The "Healthy Kids" program provides insurance for children whose family income leaves them ineligible for Medicaid.
As a result of the errors, WellCare said it owes the states a total of about $46.5 million.
The federal government is investigating WellCare, and agents from the FBI, Department of Health and Human Services and the Medicare fraud division of the Florida Attorney General's office were involved in a raid on the company's Tampa headquarters in late October. A former employee also filed a whistleblower lawsuit against WellCare, the details of which have not been disclosed. WellCare was also the subject of class-action lawsuits.
Analysts have said the initial whistleblower suit may have been connected to the company's Medicaid business, mental health business and reinsurance business in Florida. WellCare said Monday that the complaint remains sealed, and as a result it does not know the nature of the allegations against it.
In a Form 8-K filing with the Securities and Exchange Commission, WellCare created a special audit committee in the wake of the investigations, and it said the committee recommended the company restate its results. A spokeswoman for WellCare referred questions to the filing and said she could not comment further on the reasons for the restatement.
WellCare filed restatements of its results for 2004 through 2006, and the first six months of 2007. The company said it owes a combined refund of about $42 million for 2004 to 2006, which it described as less than 1 percent of restated premium revenue for that period. It expects an additional refund of $4.5 million for 2007.
The company said it included some ineligible medical expenses in calculating its refunds, and as a result, it understated the amount of those refunds. The restatement cuts its earnings per share over that period by about 9 percent.
As a result of the restatements, WellCare said its 2004 profit was reduced to $1.34 per share from $1.56. Its 2005 profit fell to $1.20 per share from $1.32, and its 2006 profit decreased to $3.13 per share from $3.43. For the first half of 2007, its profit dipped to $1.80 per share from $1.90.
In January, WellCare Chief Executive Todd Farha, Chief Financial Officer Paul Behrens and General Counsel Thaddeus Bereday all resigned their positions. In the 8-K filing, WellCare said its former senior management "set an inappropriate tone" with its efforts to comply with Florida regulatory requirements and failed to ensure effective communications with regulators regarding those programs.

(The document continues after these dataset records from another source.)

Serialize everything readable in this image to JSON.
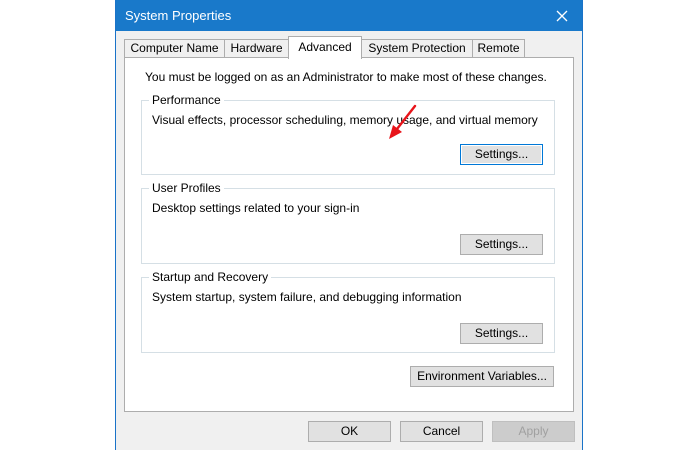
{
  "window": {
    "title": "System Properties",
    "accent_color": "#1979ca",
    "close_icon": "close-icon"
  },
  "tabs": [
    {
      "label": "Computer Name",
      "active": false
    },
    {
      "label": "Hardware",
      "active": false
    },
    {
      "label": "Advanced",
      "active": true
    },
    {
      "label": "System Protection",
      "active": false
    },
    {
      "label": "Remote",
      "active": false
    }
  ],
  "advanced": {
    "admin_note": "You must be logged on as an Administrator to make most of these changes.",
    "performance": {
      "title": "Performance",
      "description": "Visual effects, processor scheduling, memory usage, and virtual memory",
      "button": "Settings..."
    },
    "user_profiles": {
      "title": "User Profiles",
      "description": "Desktop settings related to your sign-in",
      "button": "Settings..."
    },
    "startup_recovery": {
      "title": "Startup and Recovery",
      "description": "System startup, system failure, and debugging information",
      "button": "Settings..."
    },
    "env_button": "Environment Variables..."
  },
  "footer": {
    "ok": "OK",
    "cancel": "Cancel",
    "apply": "Apply"
  },
  "annotation": {
    "arrow_color": "#e8141a",
    "icon": "red-arrow-icon"
  }
}
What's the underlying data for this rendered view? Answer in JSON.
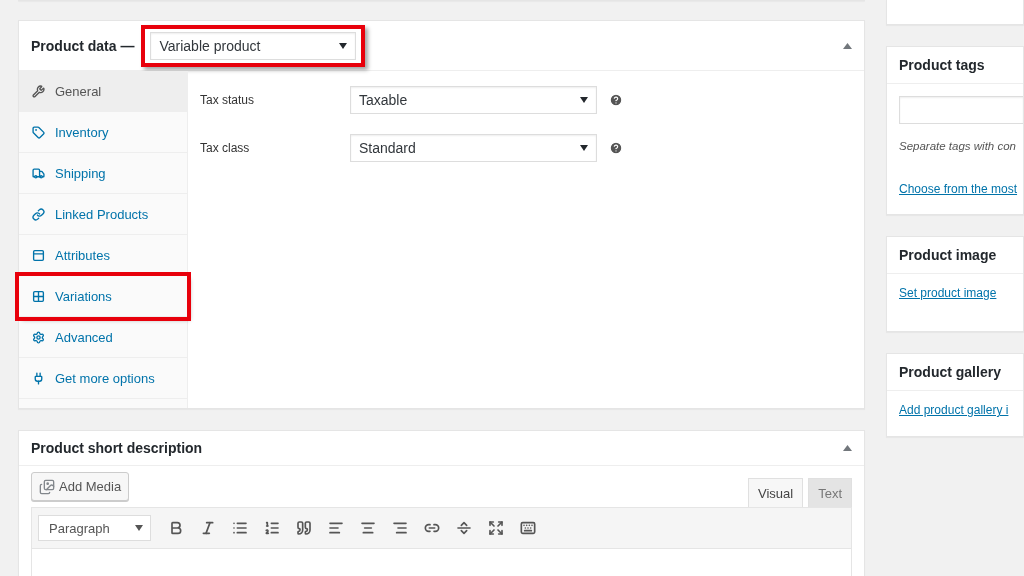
{
  "product_data": {
    "title": "Product data —",
    "product_type": {
      "value": "Variable product",
      "highlighted": true
    },
    "tabs": [
      {
        "label": "General",
        "selected": true,
        "highlighted": false
      },
      {
        "label": "Inventory",
        "selected": false,
        "highlighted": false
      },
      {
        "label": "Shipping",
        "selected": false,
        "highlighted": false
      },
      {
        "label": "Linked Products",
        "selected": false,
        "highlighted": false
      },
      {
        "label": "Attributes",
        "selected": false,
        "highlighted": false
      },
      {
        "label": "Variations",
        "selected": false,
        "highlighted": true
      },
      {
        "label": "Advanced",
        "selected": false,
        "highlighted": false
      },
      {
        "label": "Get more options",
        "selected": false,
        "highlighted": false
      }
    ],
    "fields": [
      {
        "label": "Tax status",
        "value": "Taxable"
      },
      {
        "label": "Tax class",
        "value": "Standard"
      }
    ]
  },
  "short_description": {
    "title": "Product short description",
    "add_media": "Add Media",
    "format": "Paragraph",
    "editor_tabs": [
      {
        "label": "Visual",
        "selected": true
      },
      {
        "label": "Text",
        "selected": false
      }
    ]
  },
  "sidebar": [
    {
      "kind": "tags",
      "title": "Product tags",
      "hint": "Separate tags with con",
      "link": "Choose from the most"
    },
    {
      "kind": "link",
      "title": "Product image",
      "link": "Set product image"
    },
    {
      "kind": "link",
      "title": "Product gallery",
      "link": "Add product gallery i"
    }
  ]
}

WellCare also said some of its premiums should have been recorded as a return of premium revenue instead of medical benefits expenses, and some liabilities should have been reported as other payables to government partners rather than Medical benefits payables. Those changes did not affect its profits.
The Securities and Exchange Commission is also conducting what WellCare described as an informal investigation.
The stock ended Monday trading at $29.23. The day before the raid was conducted, it peaked at $128.42.